Klingauf, J.; Glyvuk, N.; Duan, J.; Krishnan, S.; Tsytsyura, Y.; Keller, U.; Sunil, L. P.; Nosov, G.; Hueve, J.; Selenschik, P.; Reissner, C.; Missler, M.; Kahms, M.

Abstract

The primary unit of exocytosis, the synaptic vesicle, is replete with proteins which enable vesicle fusion. For maintaining synaptic transmission the vesicle proteins have to be rapidly cleared from the active zone. The immediate fate of the cargo post-fusion and the precise mechanism of its resorting into a readily retrievable pool (RRetP) for endocytosis remains unclear. To address this, we developed a purely presynaptic preparation, the xenapse, presynaptic boutons formed en face directly onto a glass coverslip enabling optical single vesicle recording by total internal reflection microscopy (TIRFM). Electron microscopy showed xenapses contain a few hundred synaptic vesicles (SVs), of which ~40 SVs are primed (readily releasable pool, RRP), as revealed by single vesicle recordings using the pH-sensitive fluorescent protein pHluorin. Single fusion events synchronous with action potentials could be localized with ~20 nm precision and rapid post-fusion diffusional dispersion of vesicular proteins observed with diffusion constants in the order of 0.1 m2/s.
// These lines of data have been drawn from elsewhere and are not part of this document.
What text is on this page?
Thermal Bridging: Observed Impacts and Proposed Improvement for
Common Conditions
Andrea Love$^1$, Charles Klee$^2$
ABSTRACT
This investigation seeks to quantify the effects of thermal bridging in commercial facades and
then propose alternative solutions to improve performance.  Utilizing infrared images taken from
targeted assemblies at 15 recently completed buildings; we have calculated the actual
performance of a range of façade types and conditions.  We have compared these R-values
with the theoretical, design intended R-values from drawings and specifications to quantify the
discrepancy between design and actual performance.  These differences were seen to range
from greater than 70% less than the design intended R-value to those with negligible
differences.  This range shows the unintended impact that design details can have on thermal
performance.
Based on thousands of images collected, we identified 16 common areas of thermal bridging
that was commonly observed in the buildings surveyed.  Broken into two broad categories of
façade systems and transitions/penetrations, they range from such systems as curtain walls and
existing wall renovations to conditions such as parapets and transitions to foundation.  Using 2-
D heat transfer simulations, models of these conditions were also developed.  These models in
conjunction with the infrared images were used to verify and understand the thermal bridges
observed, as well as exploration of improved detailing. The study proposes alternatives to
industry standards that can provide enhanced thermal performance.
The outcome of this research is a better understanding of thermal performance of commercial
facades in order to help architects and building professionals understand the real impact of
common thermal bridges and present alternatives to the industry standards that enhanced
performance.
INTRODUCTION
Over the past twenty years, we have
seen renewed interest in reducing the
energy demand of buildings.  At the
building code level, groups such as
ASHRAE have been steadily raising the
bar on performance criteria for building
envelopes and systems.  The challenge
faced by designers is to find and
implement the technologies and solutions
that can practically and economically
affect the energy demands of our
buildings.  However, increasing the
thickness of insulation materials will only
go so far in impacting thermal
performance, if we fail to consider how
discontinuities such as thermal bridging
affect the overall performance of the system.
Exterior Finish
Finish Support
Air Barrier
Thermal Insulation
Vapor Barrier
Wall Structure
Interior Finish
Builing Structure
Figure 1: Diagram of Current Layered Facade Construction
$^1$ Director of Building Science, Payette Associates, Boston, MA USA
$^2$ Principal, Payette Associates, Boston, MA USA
Unroofing of xenapses revealed numerous Clathrin-coated structures, enriched for vesicle cargo and numerically equivalent to about twice the measured RRP size. In this way SV proteins are rapidly cleared from the release site into this RRetP of pre-assembled pits to allow for rapid re-docking and re-priming at vacated release sites in synapses tuned for high-fidelity fast signaling.